Norman didn’t burn bridges.

“I treated everybody with respect,” he said. “I was nice to them. Everybody be the same with me. Everything will have its time when it comes up. I don’t hold grudges.”

Norman had every right to be bitter and burn bridges. He wanted to remain with the team, and thought he would be at Carolina at least through the 2016 season, when the Panthers placed the franchise tag on him.

But when he didn’t sign the tag and didn’t report for the start of offseason workouts, and when it appeared negotiations for a long-term deal wouldn’t get done, general manager Dave Gettleman rescinded the tag.

That was on April 20, 2016. Two days later, the Redskins made Norman the highest paid cornerback (five years, $75 million) in the NFL.

Was it a coincidence Saturday’s fundraiser to benefit youth programs fell on the anniversary of his new deal?

“It was fate,” Norman said. “It was just out of the blue. ... It’s kind of crazy it all came back full circle.”

That so many former teammates from the 2015 Super Bowl team made an appearance showed how strong the circle Norman was a part of was and still is.

Among them were outside linebacker Thomas Davis, running back Jonathan Stewart, safeties Kurt Coleman and Tre Boston, and cornerback Teddy Williams.

Even cornerback Bene’ Benwikere, who was cut last season after Atlanta’s Julio Jones burned the Panthers for 300 yards receiving, was here.

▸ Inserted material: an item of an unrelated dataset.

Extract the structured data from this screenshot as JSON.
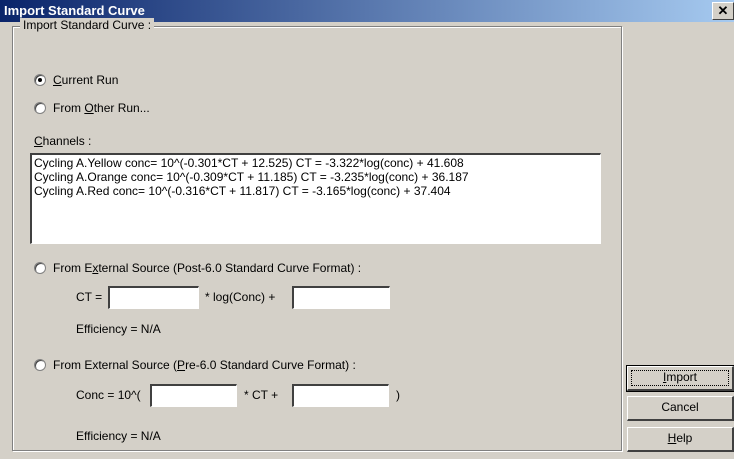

Norman’s career at Carolina was defined by Jones and his ability to limit his numbers. One of his best lines, when asked why he is so effective at covering the four-time Pro Bowl receiver, was, “Julio completes me.”

So don’t think Norman didn’t pay attention to what Jones did to Benwikere and the rookie corners with which the Panthers tried to replace him.

But if you think Norman took total pleasure in that or Carolina’s overall struggles without him, you’re wrong.

“That was cool to see, but it kind of sucked because you wanted to be there to help as well,” Norman said. “Mixed emotions, obviously. But they’re going to be all right.”

All was right on this night.

Davis got to wear his favorite No. 23 (he’s a big Michael Jordan fan) and jump center. He almost had a dunk, but the ball rattled out after an explosive move to the basket.

Boston got to show off his 3-point shooting prowess. Smith got to show that at 37 he’s still got the quickness to finish off a fast break with a layup.

And Norman got to show he’s still arguably the best basketball player among them, draining a 3-pointer to start his team’s scoring.

Among those in attendance was new Carolina defensive coordinator Steve Wilks, who was Norman’s position coach from 2012-15.

Wilks took as much pleasure as anyone seeing all the Carolina players support Norman. He called it a testament to the culture the organization has developed.

“It just shows you the unique thing we have with the Carolina Panthers,” Wilks said. “That locker room is phenomenal. We’ve got brotherhood, and these guys come out and show that support even beyond the years when guys have moved on.

“It really shows exactly what we have there.”

Even Wilks wouldn’t rule out Norman’s return one day, after seeing Peppers and Munnerlyn return.

“You know what?” he said with a smile. “This is the National Football League, so you can never say never.”